Julien Aimée, Anthierens Sibyl, Van Rie Annelies, West Rebecca, Maritze Meriam, Twine Rhian, Kahn Kathleen, Lippman Sheri A, Pettifor Audrey, Leslie Hannah H
University of Antwerp, Antwerp, Belgium.
University of California San Francisco, San Francisco, California, USA.
Qual Health Res. 2021 Mar;31(4):722-735. doi: 10.1177/1049732320983270.

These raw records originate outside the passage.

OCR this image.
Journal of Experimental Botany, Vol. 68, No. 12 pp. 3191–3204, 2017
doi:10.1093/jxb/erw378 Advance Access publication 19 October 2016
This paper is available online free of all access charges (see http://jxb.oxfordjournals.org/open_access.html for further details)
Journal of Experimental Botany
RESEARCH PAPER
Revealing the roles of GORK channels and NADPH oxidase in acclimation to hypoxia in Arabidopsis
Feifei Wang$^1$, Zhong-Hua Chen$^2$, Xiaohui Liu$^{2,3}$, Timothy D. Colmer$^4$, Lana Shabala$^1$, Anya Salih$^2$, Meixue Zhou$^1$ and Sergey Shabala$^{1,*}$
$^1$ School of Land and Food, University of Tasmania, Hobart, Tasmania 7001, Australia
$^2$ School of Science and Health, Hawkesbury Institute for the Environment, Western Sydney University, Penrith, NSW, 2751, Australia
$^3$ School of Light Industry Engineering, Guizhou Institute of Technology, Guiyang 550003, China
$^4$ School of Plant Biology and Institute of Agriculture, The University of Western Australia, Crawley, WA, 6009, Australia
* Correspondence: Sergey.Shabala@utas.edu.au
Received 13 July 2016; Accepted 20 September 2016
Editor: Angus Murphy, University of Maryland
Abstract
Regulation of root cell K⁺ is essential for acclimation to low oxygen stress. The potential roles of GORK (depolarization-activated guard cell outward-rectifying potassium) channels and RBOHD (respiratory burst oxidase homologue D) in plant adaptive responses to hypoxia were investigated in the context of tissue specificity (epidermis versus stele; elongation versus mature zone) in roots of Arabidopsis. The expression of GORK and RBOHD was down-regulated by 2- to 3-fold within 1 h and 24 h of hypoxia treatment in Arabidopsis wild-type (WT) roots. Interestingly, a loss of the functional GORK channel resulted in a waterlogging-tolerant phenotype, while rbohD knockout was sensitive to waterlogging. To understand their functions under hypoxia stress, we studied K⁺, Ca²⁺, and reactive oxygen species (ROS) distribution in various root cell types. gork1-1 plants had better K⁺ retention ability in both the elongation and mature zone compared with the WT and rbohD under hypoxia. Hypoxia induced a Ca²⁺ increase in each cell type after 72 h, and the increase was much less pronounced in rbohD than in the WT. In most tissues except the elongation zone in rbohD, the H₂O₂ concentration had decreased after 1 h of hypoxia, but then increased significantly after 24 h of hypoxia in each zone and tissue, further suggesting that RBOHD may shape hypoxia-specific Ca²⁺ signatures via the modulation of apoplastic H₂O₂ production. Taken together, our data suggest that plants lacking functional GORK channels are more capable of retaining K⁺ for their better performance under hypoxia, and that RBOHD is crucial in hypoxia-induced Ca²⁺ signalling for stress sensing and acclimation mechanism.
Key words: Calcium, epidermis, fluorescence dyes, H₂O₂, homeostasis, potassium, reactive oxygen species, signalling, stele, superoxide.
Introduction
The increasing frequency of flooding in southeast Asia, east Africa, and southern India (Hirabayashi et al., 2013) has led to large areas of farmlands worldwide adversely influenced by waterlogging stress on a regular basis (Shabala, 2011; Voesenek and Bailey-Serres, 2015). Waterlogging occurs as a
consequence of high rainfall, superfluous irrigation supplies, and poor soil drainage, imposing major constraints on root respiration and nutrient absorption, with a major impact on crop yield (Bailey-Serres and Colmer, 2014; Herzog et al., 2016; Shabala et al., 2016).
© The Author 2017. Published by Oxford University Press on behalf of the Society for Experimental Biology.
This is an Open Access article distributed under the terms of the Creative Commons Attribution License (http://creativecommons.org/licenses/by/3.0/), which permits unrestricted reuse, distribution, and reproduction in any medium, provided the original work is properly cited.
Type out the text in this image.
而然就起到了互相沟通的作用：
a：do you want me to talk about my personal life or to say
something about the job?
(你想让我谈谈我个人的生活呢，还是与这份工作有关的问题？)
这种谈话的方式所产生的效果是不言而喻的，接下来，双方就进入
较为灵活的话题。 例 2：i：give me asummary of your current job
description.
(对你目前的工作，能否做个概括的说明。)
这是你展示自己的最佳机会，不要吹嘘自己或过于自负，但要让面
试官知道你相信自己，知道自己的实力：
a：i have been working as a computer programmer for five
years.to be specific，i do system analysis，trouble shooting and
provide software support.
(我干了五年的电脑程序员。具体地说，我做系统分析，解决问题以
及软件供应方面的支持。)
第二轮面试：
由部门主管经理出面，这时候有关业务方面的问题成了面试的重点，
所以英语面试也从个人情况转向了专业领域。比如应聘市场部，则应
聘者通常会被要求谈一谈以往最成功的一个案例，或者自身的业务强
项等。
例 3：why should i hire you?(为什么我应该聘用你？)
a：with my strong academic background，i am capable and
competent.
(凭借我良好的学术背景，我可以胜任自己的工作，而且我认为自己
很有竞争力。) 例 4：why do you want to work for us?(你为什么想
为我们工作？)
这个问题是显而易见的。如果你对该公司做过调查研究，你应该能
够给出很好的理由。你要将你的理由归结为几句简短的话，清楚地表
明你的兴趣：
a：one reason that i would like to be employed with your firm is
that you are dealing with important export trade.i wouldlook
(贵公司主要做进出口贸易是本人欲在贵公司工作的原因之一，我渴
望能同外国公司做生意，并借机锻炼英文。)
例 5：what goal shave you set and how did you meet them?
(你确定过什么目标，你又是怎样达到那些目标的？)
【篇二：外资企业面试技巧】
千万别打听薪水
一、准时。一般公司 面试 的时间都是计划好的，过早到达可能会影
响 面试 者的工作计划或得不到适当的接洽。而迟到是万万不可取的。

Provision of high-quality HIV care is challenging, especially in rural primary care clinics in high HIV burden settings. We aimed to better understand the main challenges to quality HIV care provision and retention in antiretroviral treatment (ART) programs in rural South Africa from the health care providers' perspective. We conducted semi-structured qualitative interviews with 23 providers from nine rural clinics. Using thematic and framework analysis, we found that providers and patients face a set of complex and intertwined barriers at the structural, programmatic, and individual levels. More specifically, analyses revealed that their challenges are primarily structural (i.e., health system- and microeconomic context-specific) and programmatic (i.e., clinic- and provider-specific) in nature. We highlight the linkages that providers draw between the challenges they face, the motivation to do their job, the quality of the care they provide, and patients' dissatisfaction with the care they receive, all potentially resulting in poor retention in care.
提供高质量的艾滋病毒护理具有挑战性,尤其是在艾滋病毒负担沉重地区的农村初级保健诊所。我们旨在从医疗服务提供者的角度,更好地了解南非农村地区在提供高质量艾滋病毒护理以及抗逆转录病毒治疗(ART)项目中的留存率方面面临的主要挑战。我们对来自九个农村诊所的23名医疗服务提供者进行了半结构化定性访谈。通过主题和框架分析,我们发现医疗服务提供者和患者在结构、项目和个人层面面临一系列复杂且相互交织的障碍。更具体地说,分析表明他们面临的挑战主要是结构性的(即特定于卫生系统和微观经济背景)和项目性的(即特定于诊所和医疗服务提供者)。我们强调了医疗服务提供者所面临的挑战、工作积极性、所提供护理的质量以及患者对所接受护理的不满之间的联系,所有这些都可能导致护理留存率低下。